Project

A Respeaking and Collaborative Game-Based Approach to Building a Parsed Corpus of European Spanish Dialects

Code

319107818

Duration

01 May 2018 → 30 April 2022

Funding

Research Foundation - Flanders (FWO)

Promotor

Veronique Hoste

Research disciplines

Humanities and the arts
- Language studies
- Literary studies

Keywords

Spanish dialects Communication Language technology Linguistics

Project description

The study of dialectal microvariation of Spanish spoken in Spain has until recently mainly focused on lexical and phonetic features. The morphosyntax of these dialects, on the contrary, remains largely unexplored, despite the recent surge in interest in dialect grammars. This is due to the lack of large annotated dialectal corpora. The proposed project aims to fill this lacuna and will create the first morphosyntactically annotated and parsed corpus of the European Spanish dialects. This dialect corpus will be designed in a geographically balanced way and its material will proceed from the COSER corpus (Corpus Oral y Sonoro del Español Rural `Audible Corpus of Spoken Rural Spanish'), which is the largest collection of oral data in the Spanishspeaking world but which remains largely un-transcribed.
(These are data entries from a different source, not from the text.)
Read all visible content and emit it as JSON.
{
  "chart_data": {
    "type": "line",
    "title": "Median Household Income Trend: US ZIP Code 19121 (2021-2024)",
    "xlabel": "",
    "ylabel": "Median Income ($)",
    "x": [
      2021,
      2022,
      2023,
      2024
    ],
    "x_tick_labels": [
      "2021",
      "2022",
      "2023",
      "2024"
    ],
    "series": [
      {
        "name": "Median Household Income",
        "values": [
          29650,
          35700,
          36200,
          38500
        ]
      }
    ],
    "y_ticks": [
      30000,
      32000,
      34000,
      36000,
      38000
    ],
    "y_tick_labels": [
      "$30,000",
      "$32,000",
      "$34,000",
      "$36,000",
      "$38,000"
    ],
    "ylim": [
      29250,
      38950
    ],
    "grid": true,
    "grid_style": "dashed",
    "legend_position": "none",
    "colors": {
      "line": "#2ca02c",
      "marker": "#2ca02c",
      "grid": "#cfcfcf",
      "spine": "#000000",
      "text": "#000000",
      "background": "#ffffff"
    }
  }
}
As transcribing and annotating are expensive and laborintensive, this project takes a respeaking and collaborative game-based approach to building the parsed corpus of European Spanish dialects. In other words, we intend to obtain automatic transcriptions using a speech recognizer. These will then be processing using Natural Language Processing tools and can then be used to create a crowdsourced game through which members of the public contribute to the co-creation of the parsed corpus by providing annotations in the context of a game.